Hi everyone,
I’m working on adding automatic differentiation to an optimization framework and running into some fundamental architectural issues. The framework uses a Directed Acyclic Graph modeled after Fig. 7 in this reference:
Each node in the graph contains models (spacecraft, maneuvers), optimization variables (maneuver values, etc.), and functions (constraints, cost functions). Edges connect nodes by modeling the physics between them. I have this implemented in Julia and it converges with SNOW using FiniteDifferences for partials.
Now I’m trying to use Julia’s AD to avoid the inaccurate partials that come from finite differencing. This has proved very challenging, though I’m still relatively new to Julia.
Here’s the overall code flow, simplified to focus on the core issue:
Configure the problem:
Create models (spacecraft, maneuvers, etc.)
1.1 Define DAG: each node is an event, assign models to nodes, define optimization variables and functions
1.2 Build the DAG from nodes and initialize for execution
1.3 Run the problem (optimizer function call):
Run the optimization
2.1 Decompose decision vector and map to DAG nodes (modifying model fields)
2.2 Execute simulation: walk the DAG and execute models, compute cost/constraints
2.3 Assemble function vector and return to optimizer
2.4 Repeat until converged
To use AD in this workflow, I’ve tried several approaches. What I hoped would work was to promote the optimization variable fields to ForwardDiff.Dual in a new step (after users define their models but before building the DAG). This way, when I map decision vector variables that are Duals to the corresponding struct fields, those fields are already Duals and I maintain type stability.
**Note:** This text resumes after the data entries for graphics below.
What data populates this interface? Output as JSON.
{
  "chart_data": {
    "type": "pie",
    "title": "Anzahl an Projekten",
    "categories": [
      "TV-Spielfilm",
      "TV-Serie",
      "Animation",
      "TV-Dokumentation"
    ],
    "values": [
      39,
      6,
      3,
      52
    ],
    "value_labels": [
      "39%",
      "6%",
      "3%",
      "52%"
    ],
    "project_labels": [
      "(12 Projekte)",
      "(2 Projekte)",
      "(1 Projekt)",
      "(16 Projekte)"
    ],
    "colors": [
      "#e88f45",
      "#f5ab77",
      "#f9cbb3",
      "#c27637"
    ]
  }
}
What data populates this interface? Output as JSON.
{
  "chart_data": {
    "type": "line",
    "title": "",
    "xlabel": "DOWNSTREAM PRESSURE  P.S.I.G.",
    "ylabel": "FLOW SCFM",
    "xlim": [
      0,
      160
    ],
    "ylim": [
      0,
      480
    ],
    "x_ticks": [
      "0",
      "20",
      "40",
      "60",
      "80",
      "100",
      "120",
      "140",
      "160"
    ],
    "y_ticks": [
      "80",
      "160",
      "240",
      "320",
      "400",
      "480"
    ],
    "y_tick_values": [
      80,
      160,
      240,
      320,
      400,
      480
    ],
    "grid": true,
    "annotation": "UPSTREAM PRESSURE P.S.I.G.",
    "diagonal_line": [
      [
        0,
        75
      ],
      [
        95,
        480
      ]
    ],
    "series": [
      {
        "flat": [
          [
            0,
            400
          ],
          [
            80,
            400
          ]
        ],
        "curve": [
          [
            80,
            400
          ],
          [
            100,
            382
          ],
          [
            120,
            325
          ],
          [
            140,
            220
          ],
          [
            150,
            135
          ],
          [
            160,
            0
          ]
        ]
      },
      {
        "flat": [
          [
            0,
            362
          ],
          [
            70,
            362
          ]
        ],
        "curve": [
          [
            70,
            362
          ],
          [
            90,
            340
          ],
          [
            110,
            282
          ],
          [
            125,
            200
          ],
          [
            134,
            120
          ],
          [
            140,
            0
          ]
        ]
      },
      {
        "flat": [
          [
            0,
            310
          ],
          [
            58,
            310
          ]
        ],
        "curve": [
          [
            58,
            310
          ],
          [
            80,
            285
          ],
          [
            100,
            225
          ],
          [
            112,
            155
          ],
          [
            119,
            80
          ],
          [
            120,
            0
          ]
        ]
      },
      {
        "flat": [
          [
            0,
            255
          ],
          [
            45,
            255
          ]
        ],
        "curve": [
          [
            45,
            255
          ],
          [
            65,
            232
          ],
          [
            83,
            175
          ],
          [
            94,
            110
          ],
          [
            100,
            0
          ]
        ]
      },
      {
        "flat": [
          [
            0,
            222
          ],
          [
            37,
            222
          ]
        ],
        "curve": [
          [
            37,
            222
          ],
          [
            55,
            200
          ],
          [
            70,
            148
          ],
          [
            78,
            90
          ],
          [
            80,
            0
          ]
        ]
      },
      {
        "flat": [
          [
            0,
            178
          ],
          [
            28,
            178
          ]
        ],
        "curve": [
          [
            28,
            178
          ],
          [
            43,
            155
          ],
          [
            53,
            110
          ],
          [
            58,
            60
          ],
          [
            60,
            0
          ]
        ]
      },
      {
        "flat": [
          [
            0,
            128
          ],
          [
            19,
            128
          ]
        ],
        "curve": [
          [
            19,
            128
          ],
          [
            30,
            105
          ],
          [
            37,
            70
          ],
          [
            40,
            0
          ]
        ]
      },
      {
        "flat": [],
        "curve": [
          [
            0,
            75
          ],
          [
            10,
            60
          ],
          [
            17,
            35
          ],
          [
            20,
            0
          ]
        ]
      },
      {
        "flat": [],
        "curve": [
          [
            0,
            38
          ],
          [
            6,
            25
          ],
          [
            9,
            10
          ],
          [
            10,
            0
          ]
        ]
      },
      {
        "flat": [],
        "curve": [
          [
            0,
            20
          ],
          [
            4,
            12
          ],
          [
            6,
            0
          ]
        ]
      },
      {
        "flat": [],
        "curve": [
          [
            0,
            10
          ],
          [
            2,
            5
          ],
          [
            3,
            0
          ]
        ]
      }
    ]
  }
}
For this approach, I get this error:
MethodError: no method matching Float64(::ForwardDiff.Dual{ForwardDiff.Tag{…}, Float64, 3})
I’ve tried several other approaches using Accessors and other packages. Some won’t run without errors, others just return zero partials.
My question is architectural rather than debugging-focused: How do people handle AD with complex struct-based models? Are there established architecture patterns that work well for this type of problem?
Thanks for any inputs. I have worked hard on this (and I think I broke Claude-Sonnet LOL) but still don’t have a working solution.